Yeşil Sol adayı Ayşegül Doğan: Babamı bu topraklarda yeniden keşfediyorum

Yeşil Sol Parti’nin Şırnak Milletvekili Adayı, gazeteci Ayşegül Doğan, "Ben de bir kez daha bu topraklarda babamı keşfediyorum. Belki hiçbir zaman öğrenemeyeceğim anılarla, biriktirdiği insanlarla karşılaşıyorum" dedi.

Yeşil Sol adayı Ayşegül Doğan: Babamı bu topraklarda yeniden keşfediyorum

Artı Gerçek - Yeşil Sol Parti’nin Şırnak Milletvekili Adayı, gazeteci Ayşegül Doğan, girdiği her dükkanda sevgiyle ve ilgiyle karşılanıyor.
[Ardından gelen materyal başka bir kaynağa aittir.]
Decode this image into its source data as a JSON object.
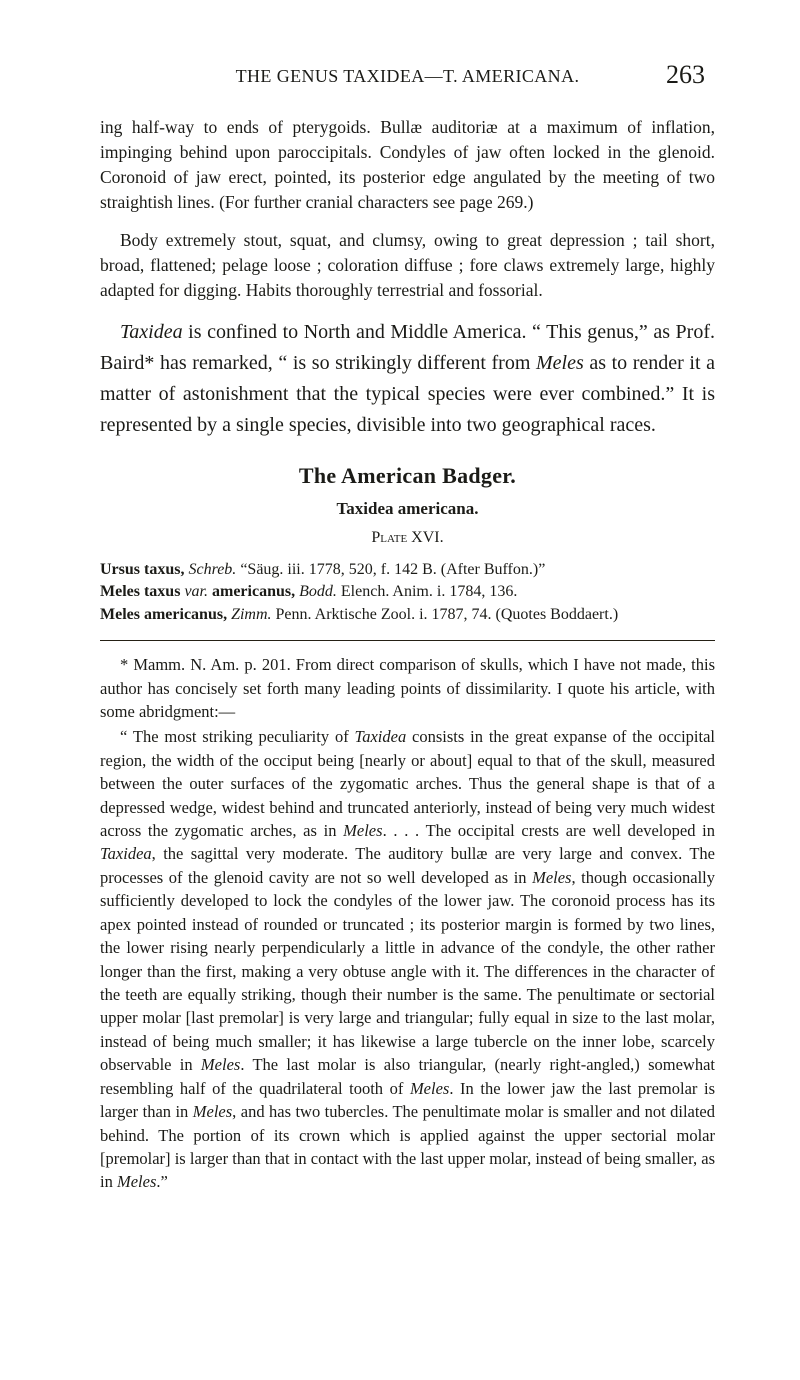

Doğan çalışmalarını, babası Orhan Doğan’ın mirasını özenle taşıyarak yürütmeye çalıştığını dile getiriyor.

Gazete Karınca'nın sorularını yanıtlayan Doğan, "Babamın bir izleği vardı ve o izlek de hep barışa dönüktü… Babamın hayata bakan yüzüne tutunabilir ve oradan hareketle şu anda adayı olduğum bölgeye ve bu bölgeden hareketle Türkiye’nin geneline dair bir şey yapabilirsem çok mutlu olurum. Belki o zaman ‘Evet ben bu mirası taşıyabiliyorum’ diyebilirim!" diye konuştu. Ayşegül Doğan'ın sorulara verdiği yanıtlar şöyle:

Senin adaylığın herhangi bir adaylık hikayesinin ötesinde. Çok önemli bir mirası da devraldın ve baban Orhan Doğan’ın ardından Şırnak’tan milletvekili adayı oldun. Adaylığın doğup büyüdüğün topraklarda nasıl karşılandı ve bu miras sana nasıl hissettiriyor?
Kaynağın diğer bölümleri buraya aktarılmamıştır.